Now, let me walk you through what this Pulumi program does:

- **Install Seldon Core Operator**: First, we install the Seldon Core Operator on our Kubernetes cluster using a Helm chart. This operator is responsible for managing the lifecycle of our machine learning deployments.
- **SeldonDeployment CustomResource**: We define a `SeldonDeployment` custom resource for our A/B testing. This resource specifies the two model versions we are testing, along with the traffic split we want for each version. The `traffic` field specifies what percentage of the requests should be routed to each model. In this example, traffic is split 50/50 between `model-a` and `model-b`.
- **Export**: Finally, we export the name of the `SeldonDeployment` so that you can easily retrieve it later.
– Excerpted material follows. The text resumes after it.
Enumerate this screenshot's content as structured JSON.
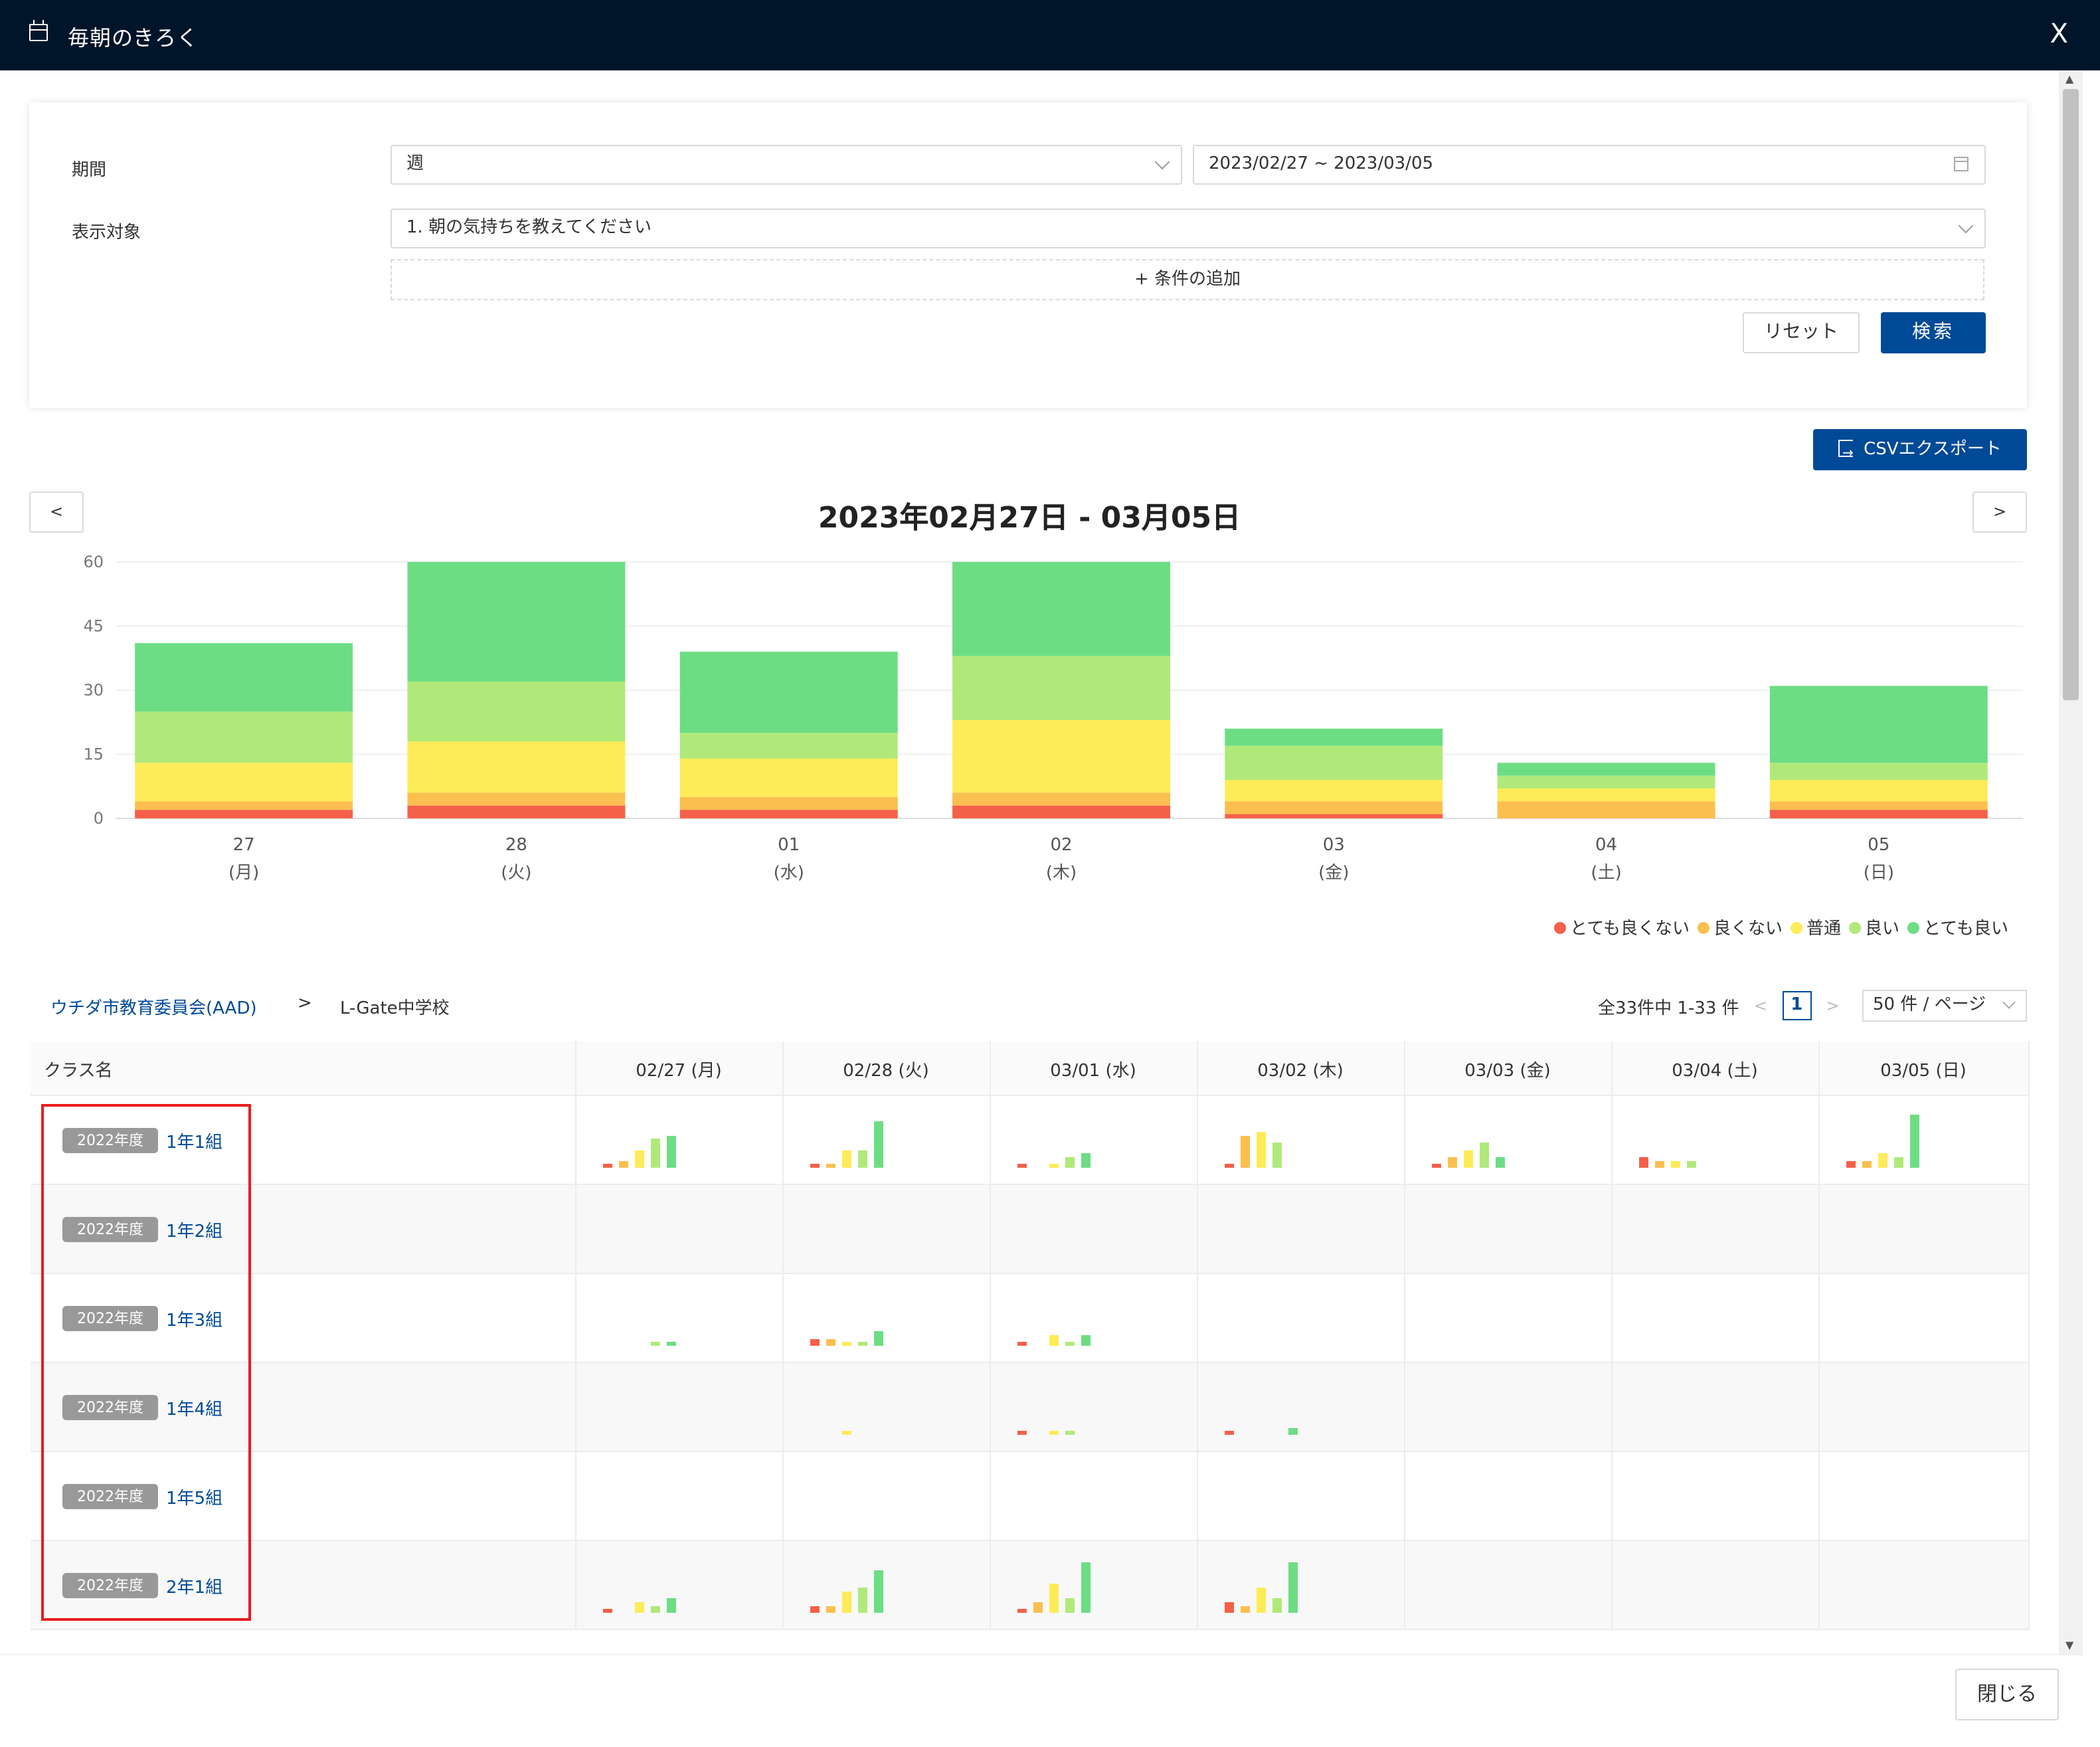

Please replace the placeholders (like "SOME_IMPLEMENTATION" and "gs://your-bucket/model-a") with the specifics of your machine learning models and the environment they are stored in. The `resources` section within each container allows you to specify the amount of memory and CPU allocated to that model.

Once you run this Pulumi program, it will deploy the Seldon Core Operator and create a `SeldonDeployment` configured for A/B testing in your Kubernetes cluster. You can then measure and compare the performance of your two models based on the traffic they receive.